Have you ever wondered how the disqualification of directors happens? Here’s how

Section 164 of the Companies Act 2013, deals with disqualification of Directors.

According to Section 164 (1) of the Companies Act 2013, the following conditions can be reasons for disqualifying a Director

  1. The Director is of unsound mind and stands so declared by a competent court.

 

  1. The Director is an undischarged insolvent.

 

  1. The Director has applied to be adjudicated as an insolvent and his application is pending.

 

  1. Director has been convicted by a court of any offence, whether involving moral turpitude or otherwise, and sentenced in respect thereof to imprisonment for not less than six months and a period of five years has not elapsed from the date of expiry of the sentence:

 

  1. An order disqualifying the Director for appointment as a director has been passed by a court or Tribunal and the order is in force.

 

  1. The Director has not paid any calls in respect of any shares of the company held by him, whether alone or jointly with others, and six months have elapsed from the last day fixed for the payment of the call.

 

  1. The Director has been convicted of the offence dealing with related party transactions under section 188 at any time during the last preceding five years.

 

  1. Director has not complied with sub-section (3) of section 152.

Section 164 (2)

  1. No person who is or has been a director of a company which—
  2. has not filed financial statements or annual returns for any continuous period of three financial years; or
  3. has failed to repay the deposits accepted by it or pay interest thereon or to redeem any debentures on the due date or pay interest due thereon or pay any dividend declared and such failure to pay or redeem continues for one year or more,

shall be eligible to be re-appointed as a director of that company or appointed in other company for a period of five years from the date on which the said company fails to do so.

Section 164 (3)A private company may by its articles provide for any disqualifications for appointment as a director in addition to those specified in sub-sections (1) and (2):

A person can be disqualified from being a director, if a company on which the person is a Director has not filed MCA annual return for a continuous period of three years.
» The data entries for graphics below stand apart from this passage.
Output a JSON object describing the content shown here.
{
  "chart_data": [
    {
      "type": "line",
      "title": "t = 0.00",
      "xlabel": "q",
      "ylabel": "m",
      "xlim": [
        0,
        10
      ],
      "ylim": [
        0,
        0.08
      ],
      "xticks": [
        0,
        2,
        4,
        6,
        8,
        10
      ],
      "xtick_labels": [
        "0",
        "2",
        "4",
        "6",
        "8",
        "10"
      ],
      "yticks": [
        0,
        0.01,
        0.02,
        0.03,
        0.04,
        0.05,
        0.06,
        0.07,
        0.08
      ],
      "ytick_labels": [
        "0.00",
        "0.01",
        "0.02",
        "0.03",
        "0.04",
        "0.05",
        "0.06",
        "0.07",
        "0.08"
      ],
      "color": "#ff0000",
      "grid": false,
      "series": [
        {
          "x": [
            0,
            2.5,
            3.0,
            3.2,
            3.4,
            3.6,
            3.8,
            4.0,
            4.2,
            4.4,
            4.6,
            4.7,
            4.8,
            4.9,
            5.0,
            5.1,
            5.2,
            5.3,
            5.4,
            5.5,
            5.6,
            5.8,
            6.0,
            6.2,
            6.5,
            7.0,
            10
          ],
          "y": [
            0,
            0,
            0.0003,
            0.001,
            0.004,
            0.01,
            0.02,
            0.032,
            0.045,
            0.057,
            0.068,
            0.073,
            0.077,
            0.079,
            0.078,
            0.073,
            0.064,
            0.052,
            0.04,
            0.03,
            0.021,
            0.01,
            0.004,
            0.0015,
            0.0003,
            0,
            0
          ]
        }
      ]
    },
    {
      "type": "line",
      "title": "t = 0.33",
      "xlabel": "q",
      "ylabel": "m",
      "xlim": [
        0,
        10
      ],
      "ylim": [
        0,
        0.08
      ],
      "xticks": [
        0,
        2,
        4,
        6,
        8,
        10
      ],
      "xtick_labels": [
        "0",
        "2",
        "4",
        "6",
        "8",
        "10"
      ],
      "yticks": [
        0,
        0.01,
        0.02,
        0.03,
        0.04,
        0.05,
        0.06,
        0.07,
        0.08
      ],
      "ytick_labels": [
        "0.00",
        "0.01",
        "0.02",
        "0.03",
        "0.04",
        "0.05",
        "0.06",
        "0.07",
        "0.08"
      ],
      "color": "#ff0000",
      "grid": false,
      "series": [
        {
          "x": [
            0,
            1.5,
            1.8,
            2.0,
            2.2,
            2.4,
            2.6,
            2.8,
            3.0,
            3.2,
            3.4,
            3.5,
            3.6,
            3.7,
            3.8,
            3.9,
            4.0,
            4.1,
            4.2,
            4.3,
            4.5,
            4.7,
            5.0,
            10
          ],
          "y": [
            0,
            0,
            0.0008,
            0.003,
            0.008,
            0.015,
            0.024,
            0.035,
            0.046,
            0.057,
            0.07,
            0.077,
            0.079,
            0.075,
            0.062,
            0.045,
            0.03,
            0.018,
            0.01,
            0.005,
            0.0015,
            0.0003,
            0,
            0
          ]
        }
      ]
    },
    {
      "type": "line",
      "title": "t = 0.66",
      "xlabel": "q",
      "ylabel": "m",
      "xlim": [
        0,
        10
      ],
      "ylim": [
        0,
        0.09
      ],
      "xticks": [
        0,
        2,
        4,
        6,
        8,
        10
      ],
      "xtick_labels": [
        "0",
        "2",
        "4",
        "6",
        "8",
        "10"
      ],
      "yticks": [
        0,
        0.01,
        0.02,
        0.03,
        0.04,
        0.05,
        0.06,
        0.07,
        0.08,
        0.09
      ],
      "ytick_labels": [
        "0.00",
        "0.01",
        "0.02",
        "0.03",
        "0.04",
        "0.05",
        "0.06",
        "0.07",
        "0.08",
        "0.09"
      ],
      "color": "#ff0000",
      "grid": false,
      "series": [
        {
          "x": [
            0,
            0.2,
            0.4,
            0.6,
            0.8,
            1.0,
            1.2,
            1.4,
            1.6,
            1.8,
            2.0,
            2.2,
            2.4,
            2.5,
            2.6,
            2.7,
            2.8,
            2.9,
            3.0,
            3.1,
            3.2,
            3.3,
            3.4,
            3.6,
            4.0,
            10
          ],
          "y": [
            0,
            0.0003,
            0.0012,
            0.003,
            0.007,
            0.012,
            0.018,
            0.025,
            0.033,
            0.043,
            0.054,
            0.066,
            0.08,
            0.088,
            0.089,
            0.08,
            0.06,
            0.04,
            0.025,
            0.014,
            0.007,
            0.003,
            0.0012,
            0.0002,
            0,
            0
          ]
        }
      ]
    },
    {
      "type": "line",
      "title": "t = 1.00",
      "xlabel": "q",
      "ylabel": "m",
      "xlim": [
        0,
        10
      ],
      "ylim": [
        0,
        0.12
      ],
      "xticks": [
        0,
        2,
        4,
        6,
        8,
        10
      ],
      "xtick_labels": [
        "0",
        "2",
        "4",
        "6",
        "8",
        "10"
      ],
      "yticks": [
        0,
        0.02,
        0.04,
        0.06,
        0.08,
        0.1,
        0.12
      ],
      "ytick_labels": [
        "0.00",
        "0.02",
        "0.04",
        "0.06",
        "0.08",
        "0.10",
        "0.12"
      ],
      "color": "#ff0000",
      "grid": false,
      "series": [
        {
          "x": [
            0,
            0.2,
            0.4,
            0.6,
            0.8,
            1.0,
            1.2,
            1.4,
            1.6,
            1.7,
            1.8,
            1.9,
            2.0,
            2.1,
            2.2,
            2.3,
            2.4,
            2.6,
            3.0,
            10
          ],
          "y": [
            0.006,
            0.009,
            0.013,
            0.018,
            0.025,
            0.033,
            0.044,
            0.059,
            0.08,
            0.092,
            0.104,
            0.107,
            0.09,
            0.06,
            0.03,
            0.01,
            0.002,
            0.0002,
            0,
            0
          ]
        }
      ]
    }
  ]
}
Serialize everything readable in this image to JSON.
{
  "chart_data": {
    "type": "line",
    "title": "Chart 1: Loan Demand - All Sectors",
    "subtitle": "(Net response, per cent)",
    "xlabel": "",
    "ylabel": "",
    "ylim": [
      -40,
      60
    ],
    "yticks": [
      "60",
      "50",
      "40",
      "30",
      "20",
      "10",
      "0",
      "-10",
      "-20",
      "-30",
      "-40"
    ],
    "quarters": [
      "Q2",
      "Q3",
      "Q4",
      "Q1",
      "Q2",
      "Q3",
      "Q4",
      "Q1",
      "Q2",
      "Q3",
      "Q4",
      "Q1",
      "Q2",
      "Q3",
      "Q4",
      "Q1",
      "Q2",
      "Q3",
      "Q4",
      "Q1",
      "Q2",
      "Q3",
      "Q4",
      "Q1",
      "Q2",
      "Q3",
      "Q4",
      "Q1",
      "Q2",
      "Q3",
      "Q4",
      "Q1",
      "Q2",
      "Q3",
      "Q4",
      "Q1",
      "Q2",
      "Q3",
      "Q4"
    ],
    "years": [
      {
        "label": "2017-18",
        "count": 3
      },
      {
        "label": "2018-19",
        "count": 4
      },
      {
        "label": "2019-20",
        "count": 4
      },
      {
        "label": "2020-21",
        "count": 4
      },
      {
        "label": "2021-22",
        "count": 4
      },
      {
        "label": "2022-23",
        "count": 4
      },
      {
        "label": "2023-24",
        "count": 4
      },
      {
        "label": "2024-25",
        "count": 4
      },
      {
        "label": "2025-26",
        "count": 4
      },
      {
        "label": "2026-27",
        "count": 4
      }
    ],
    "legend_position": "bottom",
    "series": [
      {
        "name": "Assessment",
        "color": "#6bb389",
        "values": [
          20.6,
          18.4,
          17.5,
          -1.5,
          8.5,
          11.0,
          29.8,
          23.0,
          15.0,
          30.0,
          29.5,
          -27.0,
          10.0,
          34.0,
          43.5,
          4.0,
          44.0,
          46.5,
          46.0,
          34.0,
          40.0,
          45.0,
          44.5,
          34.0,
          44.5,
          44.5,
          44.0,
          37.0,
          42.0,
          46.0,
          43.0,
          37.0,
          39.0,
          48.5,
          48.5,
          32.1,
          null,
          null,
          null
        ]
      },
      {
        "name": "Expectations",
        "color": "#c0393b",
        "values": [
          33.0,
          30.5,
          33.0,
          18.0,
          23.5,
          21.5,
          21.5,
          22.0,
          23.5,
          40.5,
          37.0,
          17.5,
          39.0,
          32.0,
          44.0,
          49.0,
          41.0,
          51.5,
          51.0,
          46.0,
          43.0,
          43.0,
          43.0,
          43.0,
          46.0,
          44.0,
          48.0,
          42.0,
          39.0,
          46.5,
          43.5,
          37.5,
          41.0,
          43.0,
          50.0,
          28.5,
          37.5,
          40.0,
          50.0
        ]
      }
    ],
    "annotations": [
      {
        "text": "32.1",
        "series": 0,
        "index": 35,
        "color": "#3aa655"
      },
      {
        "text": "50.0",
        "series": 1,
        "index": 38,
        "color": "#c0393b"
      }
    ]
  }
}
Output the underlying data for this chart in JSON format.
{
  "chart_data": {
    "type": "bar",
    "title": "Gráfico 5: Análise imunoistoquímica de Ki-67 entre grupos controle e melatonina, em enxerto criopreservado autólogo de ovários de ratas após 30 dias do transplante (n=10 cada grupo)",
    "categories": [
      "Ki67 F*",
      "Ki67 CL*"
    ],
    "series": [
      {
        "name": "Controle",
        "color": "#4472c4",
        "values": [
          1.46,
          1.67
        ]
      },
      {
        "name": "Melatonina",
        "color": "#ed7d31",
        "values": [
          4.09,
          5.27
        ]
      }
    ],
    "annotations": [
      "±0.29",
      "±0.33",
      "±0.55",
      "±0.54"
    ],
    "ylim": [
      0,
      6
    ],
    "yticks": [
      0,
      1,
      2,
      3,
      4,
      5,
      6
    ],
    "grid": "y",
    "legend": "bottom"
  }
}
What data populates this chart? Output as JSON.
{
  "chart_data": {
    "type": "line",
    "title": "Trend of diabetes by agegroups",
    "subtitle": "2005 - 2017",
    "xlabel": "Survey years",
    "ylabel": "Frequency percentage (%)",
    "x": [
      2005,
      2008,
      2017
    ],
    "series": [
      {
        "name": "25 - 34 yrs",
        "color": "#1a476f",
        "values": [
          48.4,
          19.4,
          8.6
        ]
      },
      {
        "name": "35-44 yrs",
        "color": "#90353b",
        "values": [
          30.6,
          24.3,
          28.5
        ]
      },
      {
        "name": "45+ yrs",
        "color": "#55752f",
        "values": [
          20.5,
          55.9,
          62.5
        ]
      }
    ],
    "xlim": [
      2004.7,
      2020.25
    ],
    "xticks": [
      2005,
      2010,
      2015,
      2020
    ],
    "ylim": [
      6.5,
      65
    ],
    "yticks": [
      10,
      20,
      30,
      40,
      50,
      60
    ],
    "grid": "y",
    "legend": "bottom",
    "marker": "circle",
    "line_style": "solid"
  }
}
Hence, it’s important for all private limited company, one person company and limited company to file MCA annual return on time and maintain compliance under Companies Act, 2013.

Comparison of Section 164(1), 164(2) & 164(3)

Aspect Section 164(1) Section 164(2) Section 164(3)
Who it applies to Individual Director (personal disqualification) Company level (affecting directors of defaulting company) Private company (can add extra disqualifications in Articles)
Key Reasons Unsound mind, insolvency, criminal conviction, unpaid share calls, related party violation etc. Non-filing of financial statements/annual returns for 3 consecutive years, default in deposits, debentures, dividends. Additional grounds decided internally by the company’s Articles of Association.
Effect Director cannot be appointed/reappointed for 5 years. All directors of the defaulting company are disqualified for 5 years. Depends on company’s Articles; may restrict appointments.

Process of Director Disqualification

📌 Non-filing of Returns/Defaults

⬇️

📩 MCA Issues Notice

⬇️

🚫 Director Disqualified (Section 164)

⬇️

⚖️ Consequences → Ineligibility, Vacation of Office, Ban on Reappointment

Consequences of Director Disqualification

  • Ineligibility for Reappointment: A person who has been disqualified under Section 164 cannot be appointed as a director in any company. They remain disqualified from acting as a director for the duration of 5 years from the date of disqualification period.
  • Vacation of Office: If a director is disqualified under this section, their office as a director in any company shall automatically be vacated.
  • Prohibition on Future Appointment: Disqualified directors cannot be appointed to the board of directors of any company, whether private or public, for the specified period or unless the disqualification is lifted.

Until recently, the MCA has not strictly enforced this provision of the Companies Act. However, from September 2017 the MCA has begun strictly enforcing these provisions of the Companies Act and has published names of disqualified Directors on its website.

Hence, it’s important for all persons who are Director of a Company to ensure that compliance is maintained properly.

Now, we hope this article was able to clear all your doubts on disqualification of directors, please visit us for further queries.

Case Study: Director Disqualification for Non-Filing

Example: A private company failed to file its annual returns for three consecutive years. As a result, all directors were automatically disqualified under Section 164(2). The directors could not be reappointed in any company for 5 years.

Steps Taken to Restore:

  • The company filed overdue annual returns with MCA.
  • A compounding application was filed to settle penalties.
  • The directors approached the NCLT for relief and eventually got their names restored.

FAQs on Director Disqualification

Can a disqualified director be reappointed?

No, a disqualified director cannot be reappointed for 5 years from the date of disqualification. After this period, eligibility is restored.

How to remove director disqualification from MCA list?

A disqualified director can file an appeal with the NCLT or approach the High Court. In some cases, filing overdue returns and compounding of offences may help restore eligibility.

Is director disqualification permanent?

No, it generally lasts for 5 years unless extended by law or specific court orders. After this period, the individual may be eligible again.